Can’t wait a week for the next Broadchurch? Read on

A new series of digital short stories allows fans of the ITV drama to learn more between episodes, writes Anna Baddeley
  
  

Broadchurch, ebooks
'Water-cooler TV': Olivia Colman and David Tennant in Broadchurch. Photograph: Patrick Redmond/ITV/PA Photograph: Patrick Redmond/ITV/PA

The first series of Broadchurch marked a triumphant return to water-cooler TV. A nation that had become used to gorging on box sets was forced to revert to old-fashioned weekly viewing. If you didn’t, then you had to sign out of Twitter and walk around humming with your fingers in your ears or risk finding out who killed Danny Latimer.
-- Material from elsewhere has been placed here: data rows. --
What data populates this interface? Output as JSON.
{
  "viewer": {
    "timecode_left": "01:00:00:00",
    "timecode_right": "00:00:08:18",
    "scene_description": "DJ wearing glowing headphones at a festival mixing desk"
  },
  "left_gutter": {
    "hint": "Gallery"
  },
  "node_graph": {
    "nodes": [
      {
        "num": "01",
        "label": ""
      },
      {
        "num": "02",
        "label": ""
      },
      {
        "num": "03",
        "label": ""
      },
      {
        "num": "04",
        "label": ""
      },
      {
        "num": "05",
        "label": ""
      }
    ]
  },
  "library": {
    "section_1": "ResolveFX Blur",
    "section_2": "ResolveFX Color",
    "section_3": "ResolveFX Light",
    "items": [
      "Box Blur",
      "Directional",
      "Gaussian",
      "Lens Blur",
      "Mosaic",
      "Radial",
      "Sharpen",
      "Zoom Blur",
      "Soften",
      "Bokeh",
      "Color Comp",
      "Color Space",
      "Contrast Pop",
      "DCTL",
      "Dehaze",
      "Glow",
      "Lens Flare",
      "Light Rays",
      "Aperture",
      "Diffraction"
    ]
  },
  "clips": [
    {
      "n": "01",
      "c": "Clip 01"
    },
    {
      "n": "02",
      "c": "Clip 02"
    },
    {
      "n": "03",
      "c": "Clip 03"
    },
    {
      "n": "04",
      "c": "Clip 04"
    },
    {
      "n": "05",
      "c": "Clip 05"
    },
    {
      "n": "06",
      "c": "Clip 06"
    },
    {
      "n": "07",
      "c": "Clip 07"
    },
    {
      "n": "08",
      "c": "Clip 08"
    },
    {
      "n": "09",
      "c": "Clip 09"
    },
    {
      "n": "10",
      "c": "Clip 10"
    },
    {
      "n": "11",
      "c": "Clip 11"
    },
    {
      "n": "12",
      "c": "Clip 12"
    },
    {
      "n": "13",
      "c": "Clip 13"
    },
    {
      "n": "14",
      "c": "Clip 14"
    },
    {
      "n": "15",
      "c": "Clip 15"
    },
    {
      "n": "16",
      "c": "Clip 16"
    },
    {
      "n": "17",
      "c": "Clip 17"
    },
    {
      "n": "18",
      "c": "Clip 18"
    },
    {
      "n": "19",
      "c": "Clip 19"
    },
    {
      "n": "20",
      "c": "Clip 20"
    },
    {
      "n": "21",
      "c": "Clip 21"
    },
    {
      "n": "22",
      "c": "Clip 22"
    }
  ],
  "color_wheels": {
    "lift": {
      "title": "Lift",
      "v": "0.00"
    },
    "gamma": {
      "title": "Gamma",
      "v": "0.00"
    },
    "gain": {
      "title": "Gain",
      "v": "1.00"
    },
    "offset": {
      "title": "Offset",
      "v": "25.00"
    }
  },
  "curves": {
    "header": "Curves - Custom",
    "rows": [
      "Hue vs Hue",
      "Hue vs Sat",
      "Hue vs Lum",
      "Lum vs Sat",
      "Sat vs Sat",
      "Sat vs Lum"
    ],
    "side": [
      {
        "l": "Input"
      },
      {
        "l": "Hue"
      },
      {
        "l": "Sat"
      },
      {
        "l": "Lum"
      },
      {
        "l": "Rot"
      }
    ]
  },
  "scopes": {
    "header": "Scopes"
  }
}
On one level, this feeling of taking part in a community cultural activity was nice. But it was also frustrating. Our “want it now” attitude is so hard-wired that having to wait a week to see the next episode can be torture, or – at the other extreme – lead to a kind of apathy.

This is why the Broadchurch tie-ins from Little, Brown imprint Sphere are so inspired. Viewers of the new series can get their fix between episodes by downloading ebooks that give the backstory on characters and events. A new story is released after each episode is broadcast.

The first is from the point of view of Olivia Colman’s troubled character, DS Miller. The second concerns the career doubts of Broadchurch Echo editor, Maggie. Two things save this enterprise from being a gimmick: the fact that each book works as self-contained short story; and the quality of the writer, Erin Kelly (working in collaboration with series creator Chris Chibnall). Kelly, best known for her debut thriller, The Poison Tree, wrote a novel based on the first series of Broadchurch. Her stylish prose is free from the cliches of the genre, and her sensitive characterisation reaches the places a 45-minute episode can’t.